Another round will involve tweaking your prose. Expand the descriptions and lose the cliches. Make sure the dialogue feels natural and keep an eye out for anachronisms. Do real research if you have to.

And don't despair if you don't think your book will sell.  Rewriting it is a hobby, just like knitting or yuppie basketball or book club. Low stakes fun, and if something comes out of it, that's a bonus.


Finally, I want to say congratulations.  If nothing else, you made it though my read-along of No Plot? No Problem!  And given some of my rants, I think that's an accomplishment in itself.  I recommend you go read the book yourself next year if you didn't this year.

Now, if you'll excuse me, I'm going to go spend some time not typing anything.

Sidebars!

Aww, my last set of sidebars for this book!

In the first sidebar of the chapter, Baty gives advice on getting people to read your novel. Make sure they have similar taste to yours, and that they can give the criticism in a way you can handle hearing. Tell them exactly what you want them to look for, and then really listen when they give you their feedback.

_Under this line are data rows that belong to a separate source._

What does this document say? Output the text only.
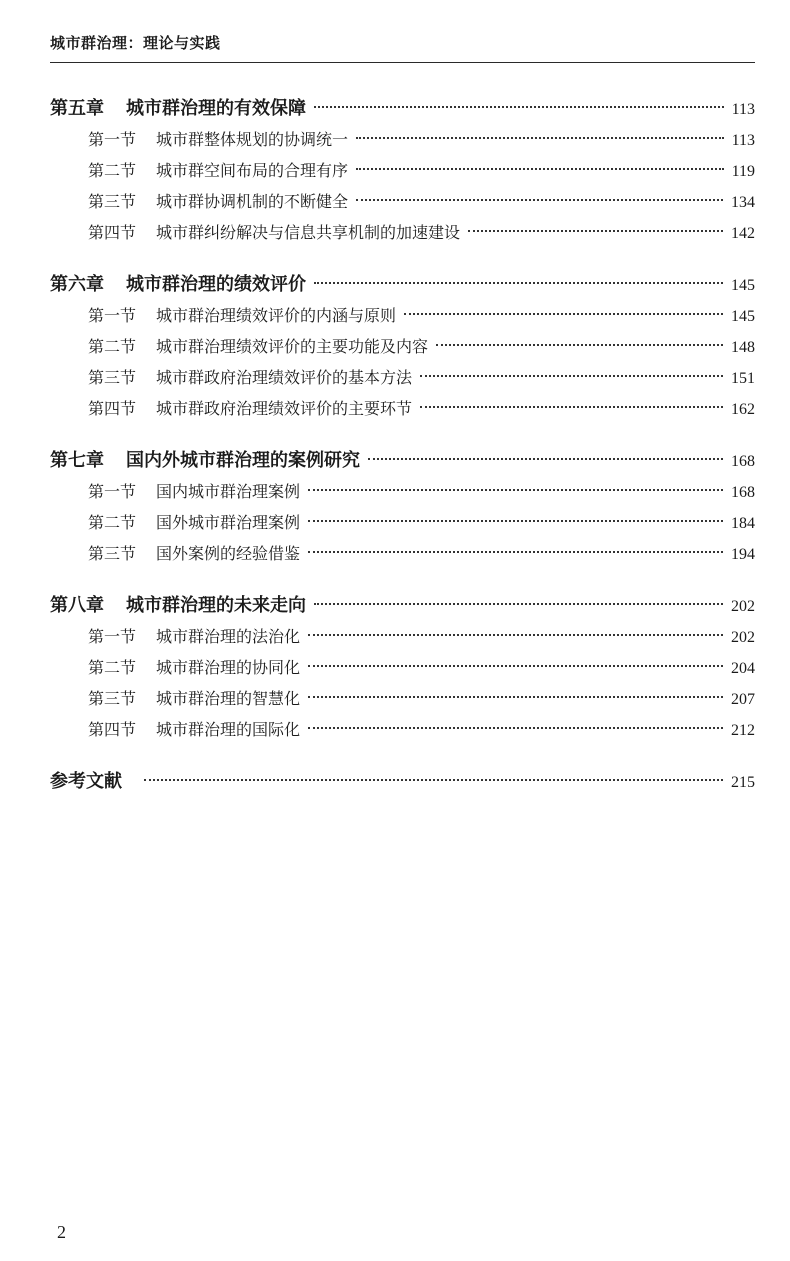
城市群治理：理论与实践
第五章 城市群治理的有效保障	113
第一节 城市群整体规划的协调统一	113
第二节 城市群空间布局的合理有序	119
第三节 城市群协调机制的不断健全	134
第四节 城市群纠纷解决与信息共享机制的加速建设	142
第六章 城市群治理的绩效评价	145
第一节 城市群治理绩效评价的内涵与原则	145
第二节 城市群治理绩效评价的主要功能及内容	148
第三节 城市群政府治理绩效评价的基本方法	151
第四节 城市群政府治理绩效评价的主要环节	162
第七章 国内外城市群治理的案例研究	168
第一节 国内城市群治理案例	168
第二节 国外城市群治理案例	184
第三节 国外案例的经验借鉴	194
第八章 城市群治理的未来走向	202
第一节 城市群治理的法治化	202
第二节 城市群治理的协同化	204
第三节 城市群治理的智慧化	207
第四节 城市群治理的国际化	212
参考文献	215
2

Make a "blooper reel" where you plop everything you decide to cut from your novel. They could come in handy some day.

The third is another anecdote from a past winner. She was a successful, published author who was in a slump, and NaNoWriMo knocked her out of it.

Likewise the fourth. She wrote a novel for NaNoWriMo... and lucked into an awesome agent.

Sidebar the fifth warns that rewriting your novel takes about a year, give or take. You might get it done in less, especially if you put in the 50 hours of NaNoEdMo (National Novel Editing Month).

The sixth sidebar provides some advice from a literary agent: make sure your manuscript is polished before you submit it; research to make sure the agents you submit to are good fits;  query multiple agents simultaneously; package everything neatly and professionally; be patient.